The concept of monotheism has always bothered me.  How can someone believe in only one God?  Even if they are deluded to the point that they believe they can communicate with a higher being, how do they know it’s the same being every time. Surely any being that was capable of such communication, or a being approaching omnipotence, would be aware of any prior communications, and as such would be able to appear as the same being.

So believing in a single God is possibly more illogical than believing in multiple Gods.  Now, we know that logic isn’t a strong point of those who follow religion, but surely there must be some reason why people choose to believe that there is only one God, and it happens to be the one they worship.

The obvious answer is that the Holy Books say that the God of that particular book is the only God.  Take the Bible for example, specificly Isaiah 44:6 in which the Judeo-Christian God (Yahweh) states:

“There is no God Beside Me”

As a reader of this blog you’ll know that religions have a vested interest in making you believe that their God is the only God, so shouldn’t be trusted.  But even if you did take the Bible as “gospel”, it’s not as clear cut as one might think.

Looking at the 10 commandments, the foundations of Christian Morality (and self-preservation), we see that Yahweh acknowledges that there are other Gods out there.  Specifically:

“You shall have no other gods before me”

Like most of the Bible, this can be interpreted in a number of ways.  Upon first reading the natural response is to take this as Yahweh accepting there are other Gods and trying to assert his superiority over them.  There is a subtle but important difference between “don’t believe in any other Gods” and “don’t worship any other Gods over me”.  Any logical person would surely see this as a confession that other Gods exist.

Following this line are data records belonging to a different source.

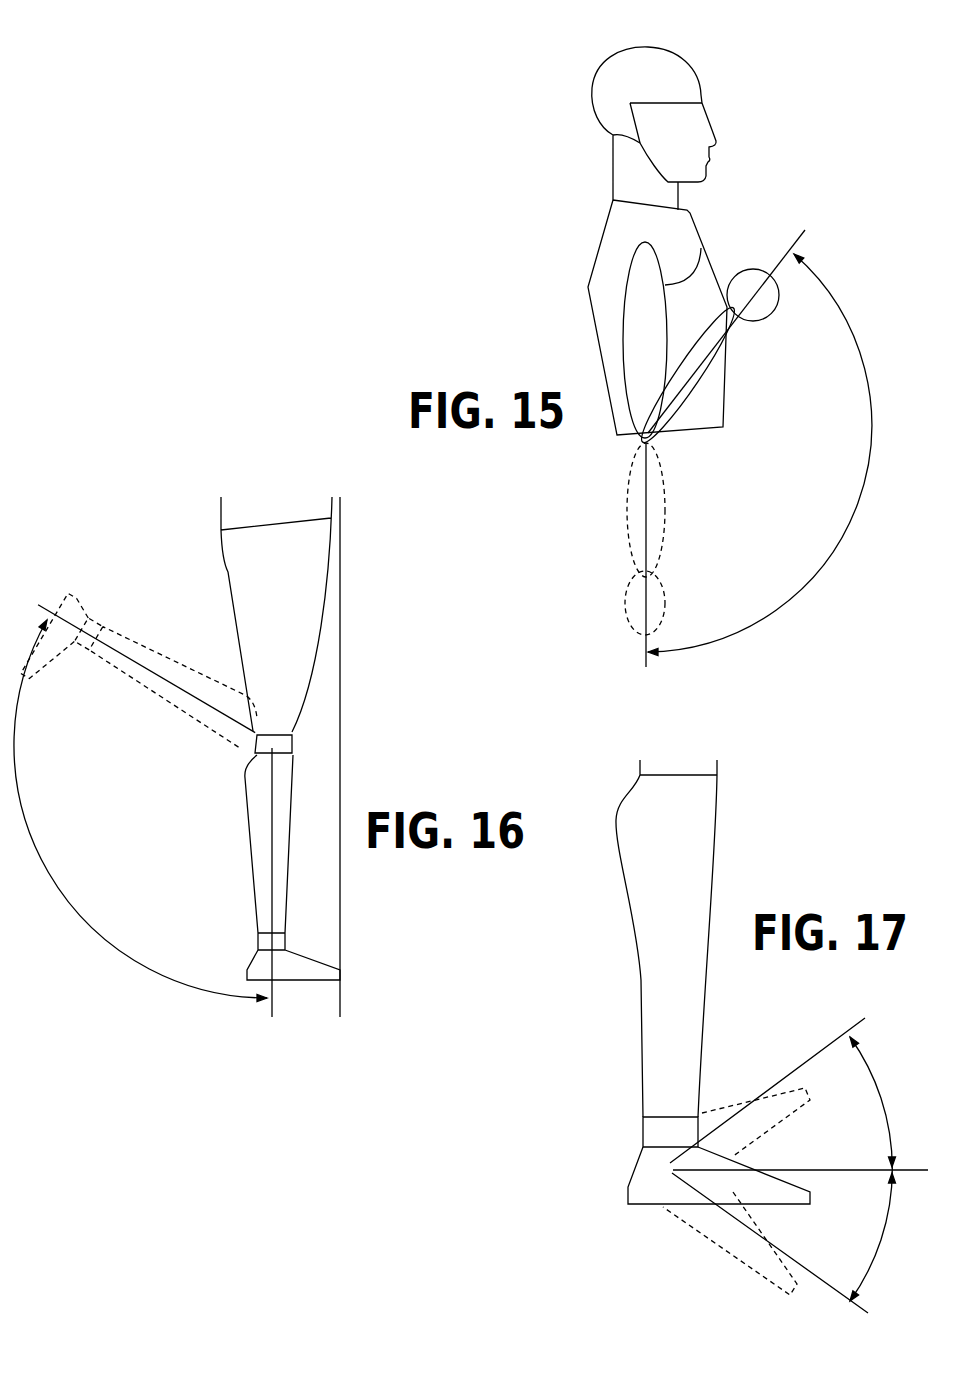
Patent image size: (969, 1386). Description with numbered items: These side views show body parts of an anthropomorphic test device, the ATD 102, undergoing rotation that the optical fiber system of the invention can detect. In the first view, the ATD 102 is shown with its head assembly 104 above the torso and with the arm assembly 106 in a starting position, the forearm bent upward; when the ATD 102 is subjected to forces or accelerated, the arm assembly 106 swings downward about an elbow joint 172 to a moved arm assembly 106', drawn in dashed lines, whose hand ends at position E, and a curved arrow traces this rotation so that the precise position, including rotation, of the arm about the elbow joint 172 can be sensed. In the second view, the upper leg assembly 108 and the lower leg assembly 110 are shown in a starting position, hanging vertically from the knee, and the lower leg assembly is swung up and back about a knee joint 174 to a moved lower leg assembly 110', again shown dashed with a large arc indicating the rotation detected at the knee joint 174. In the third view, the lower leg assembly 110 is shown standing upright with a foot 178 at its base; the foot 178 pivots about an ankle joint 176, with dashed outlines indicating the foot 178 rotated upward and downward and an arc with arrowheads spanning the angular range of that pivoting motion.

In FIG. 15, the ATD 102 is at (613, 158).
In FIG. 15, the head assembly 104 is at (672, 53).
In FIG. 15, the arm assembly 106 is at (752, 439).
In FIG. 15, the arm assembly in moved position 106' is at (692, 510).
In FIG. 15, the elbow joint 172 is at (640, 440).
In FIG. 15, the position E is at (667, 600).
In FIG. 16, the upper leg assembly 108 is at (300, 612).
In FIG. 16, the knee joint 174 is at (287, 742).
In FIG. 16, the lower leg assembly 110 is at (251, 867).
In FIG. 17, the lower leg assembly 110 is at (696, 938).
In FIG. 16, the lower leg assembly in moved position 110' is at (136, 791).
In FIG. 17, the ankle joint 176 is at (660, 1145).
In FIG. 17, the foot 178 is at (735, 1190).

But as I mentioned earlier, logic is not the religious person’s strong point, and as such they have attempted to explain away this little problem.  The most popular “explanation” is that the commandment is referring to temptations, worldly goods etc., rather than actual Gods.  This, of course, is patently ridiculous.  To interpret the word “God” here as meaning something other than a supreme deity opens the possibility of interpreting it elsewhere in the Bible in the same way.  Unless, of course, you choose to selectively apply this interpretation in the same way many Christians selectively believe only parts of the Bible.  This undermines the entire concept of Yahweh as a deity as proposed by the Bible.

The commandment is not the only hint that the writers of the Bible (bearing in mind it’s inspired by God) thought there was more than one God.  The observant amongst you might have noticed that part way through Genesis the way God is referred to changes.  Initially the word “Elohim” is used.  Elohim is generally used as a plural, referring to Gods of polytheism.  Much like the attempts to dismiss the use of the word “God” in certain circumstances, many have tried to claim that in some circumstances it refers to multiple Gods, whilst in others it refers to a single deity.  Their deity, of course.  Part way through Genesis, the word Elohim is replaced by Yahweh.

This is a complicated subject, and remains a point of debate. Yahweh and Elohim are Hebrew words that have been translated into English.  The commandment example used in the beginning of this post actually uses the word “Elohim” (translated to “Gods”), which only serves to underline and reenforce the points I made.

I’m interested in your opinions on this.  I find the explanations provided by theists hard to swallow.  There’s an inherent lack of logic underlying the counter points that just doesn’t sit right.  Admittedly much of this is word play, but when religion is primarily based on a book, wordplay, and the interpretation of the language used, becomes a point of upmost importance.